Dr. Jerry M. Wallace served as Campbell University’s fourth president for 12 years before stepping down from the position on June 30, 2015. Today, as chancellor, he advises President Creed and other senior leaders on university initiatives.
An ordained Baptist minister and a Rockingham, North Carolina native, Wallace joined Campbell in 1970 as an adjunct sociology professor while serving as a pastor of Elizabethtown Baptist Church. He began teaching full time at Campbell in 1975 and went on to serve as chair of the Department of Religion and Philosophy, dean of the College of Arts & Sciences, director of graduate studies, and vice president for academic affairs and provost.

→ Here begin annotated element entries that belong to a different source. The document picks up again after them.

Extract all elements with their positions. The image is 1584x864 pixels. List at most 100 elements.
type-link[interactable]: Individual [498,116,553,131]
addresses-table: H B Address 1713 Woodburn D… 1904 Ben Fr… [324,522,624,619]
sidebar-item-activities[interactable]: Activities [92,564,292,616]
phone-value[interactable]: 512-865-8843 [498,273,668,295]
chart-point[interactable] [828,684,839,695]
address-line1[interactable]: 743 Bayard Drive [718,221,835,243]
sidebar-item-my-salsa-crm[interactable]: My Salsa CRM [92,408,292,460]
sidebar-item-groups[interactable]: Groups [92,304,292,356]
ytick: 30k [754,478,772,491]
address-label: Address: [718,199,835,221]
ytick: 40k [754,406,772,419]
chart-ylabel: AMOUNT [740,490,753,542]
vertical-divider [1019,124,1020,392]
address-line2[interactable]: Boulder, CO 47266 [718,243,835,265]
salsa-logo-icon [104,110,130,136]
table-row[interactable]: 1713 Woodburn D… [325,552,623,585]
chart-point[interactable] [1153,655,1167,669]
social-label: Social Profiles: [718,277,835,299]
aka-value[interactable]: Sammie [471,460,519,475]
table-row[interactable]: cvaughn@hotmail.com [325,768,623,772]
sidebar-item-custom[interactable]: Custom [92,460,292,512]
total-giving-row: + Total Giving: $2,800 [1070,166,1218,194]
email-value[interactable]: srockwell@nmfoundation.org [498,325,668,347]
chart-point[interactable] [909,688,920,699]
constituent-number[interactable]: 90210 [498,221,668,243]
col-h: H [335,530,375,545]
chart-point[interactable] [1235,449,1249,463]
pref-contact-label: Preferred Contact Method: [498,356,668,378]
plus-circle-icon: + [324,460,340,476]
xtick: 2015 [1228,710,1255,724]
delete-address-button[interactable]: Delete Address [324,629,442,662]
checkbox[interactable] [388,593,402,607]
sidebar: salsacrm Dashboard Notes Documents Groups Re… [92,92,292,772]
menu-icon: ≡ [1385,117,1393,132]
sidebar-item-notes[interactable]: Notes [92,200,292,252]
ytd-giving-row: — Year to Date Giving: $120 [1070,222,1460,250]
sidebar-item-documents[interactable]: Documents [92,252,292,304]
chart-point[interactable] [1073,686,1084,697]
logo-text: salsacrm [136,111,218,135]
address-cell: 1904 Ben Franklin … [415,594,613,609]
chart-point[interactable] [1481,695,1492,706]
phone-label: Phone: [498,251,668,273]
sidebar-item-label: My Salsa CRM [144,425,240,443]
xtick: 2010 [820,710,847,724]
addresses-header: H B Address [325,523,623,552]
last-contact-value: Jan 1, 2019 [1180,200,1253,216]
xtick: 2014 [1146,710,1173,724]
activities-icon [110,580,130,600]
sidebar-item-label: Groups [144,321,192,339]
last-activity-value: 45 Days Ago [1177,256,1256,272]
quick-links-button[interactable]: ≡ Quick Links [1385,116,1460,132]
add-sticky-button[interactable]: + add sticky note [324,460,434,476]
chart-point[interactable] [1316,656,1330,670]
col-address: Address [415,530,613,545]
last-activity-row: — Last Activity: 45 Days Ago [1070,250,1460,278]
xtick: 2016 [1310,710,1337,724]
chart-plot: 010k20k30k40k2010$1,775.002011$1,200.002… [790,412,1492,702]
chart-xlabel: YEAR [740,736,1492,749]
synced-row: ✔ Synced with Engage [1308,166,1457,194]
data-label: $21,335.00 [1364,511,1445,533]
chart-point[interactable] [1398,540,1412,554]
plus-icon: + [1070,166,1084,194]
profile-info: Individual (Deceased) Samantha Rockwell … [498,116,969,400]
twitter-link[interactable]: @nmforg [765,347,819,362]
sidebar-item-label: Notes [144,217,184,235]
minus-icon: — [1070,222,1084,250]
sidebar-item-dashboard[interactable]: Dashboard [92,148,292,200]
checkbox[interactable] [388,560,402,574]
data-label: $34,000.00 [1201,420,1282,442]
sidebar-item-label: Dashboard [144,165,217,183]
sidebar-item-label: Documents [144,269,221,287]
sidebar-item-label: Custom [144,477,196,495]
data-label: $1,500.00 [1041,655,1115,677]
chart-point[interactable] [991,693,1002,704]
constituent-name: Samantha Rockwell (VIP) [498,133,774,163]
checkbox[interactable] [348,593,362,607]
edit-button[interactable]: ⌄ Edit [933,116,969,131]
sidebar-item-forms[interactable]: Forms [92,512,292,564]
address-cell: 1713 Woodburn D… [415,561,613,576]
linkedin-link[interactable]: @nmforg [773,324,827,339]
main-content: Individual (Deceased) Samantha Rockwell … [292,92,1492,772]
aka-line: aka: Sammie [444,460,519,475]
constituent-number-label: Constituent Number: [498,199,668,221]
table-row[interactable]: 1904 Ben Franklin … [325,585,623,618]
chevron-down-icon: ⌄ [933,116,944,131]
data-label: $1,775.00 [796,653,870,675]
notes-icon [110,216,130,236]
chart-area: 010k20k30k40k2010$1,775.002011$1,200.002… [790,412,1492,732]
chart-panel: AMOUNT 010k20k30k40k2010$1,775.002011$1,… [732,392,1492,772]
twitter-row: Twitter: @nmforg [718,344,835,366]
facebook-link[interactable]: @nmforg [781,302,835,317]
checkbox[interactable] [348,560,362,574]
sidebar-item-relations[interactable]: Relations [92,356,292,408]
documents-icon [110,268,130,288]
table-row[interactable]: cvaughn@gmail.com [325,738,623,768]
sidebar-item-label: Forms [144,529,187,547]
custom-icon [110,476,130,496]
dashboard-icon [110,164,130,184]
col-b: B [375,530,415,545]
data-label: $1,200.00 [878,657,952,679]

He was named Campbell’s fourth president in May 2003 following the retirement of longtime president Dr. Norman Adrian Wiggins.
During Wallace’s 12 years as president, Campbell’s enrollment jumped to over 6,000 undergraduate and graduate students. The university also expanded its health programs to complement its pharmacy school and address the shortage of health professionals in North Carolina. When the Jerry M. Wallace School of Osteopathic Medicine opened in the Leon Levine Hall of Medical Sciences in August 2013 with 160 students, it was North Carolina’s first new medical school in 35 years.
Other health programs started during Wallace’s presidency include the physician assistant, public health, physical therapy, and nursing programs.
Wallace earned his bachelor’s degrees in English and government from East Carolina University, his Bachelor of Divinity and Master of Theology degrees from Southeastern Baptist Theological Seminary, and a Master of Science in sociology and a Doctor of Education from North Carolina State University.
He and his wife, Betty Blanchard Wallace, have three children: McLain Wallace, Kelly McLamb, and Betty Lynne Johnson. They also have five grandchildren: Wallace, Catherine Stuart, Elizabeth, Isaac and Ronald Joseph.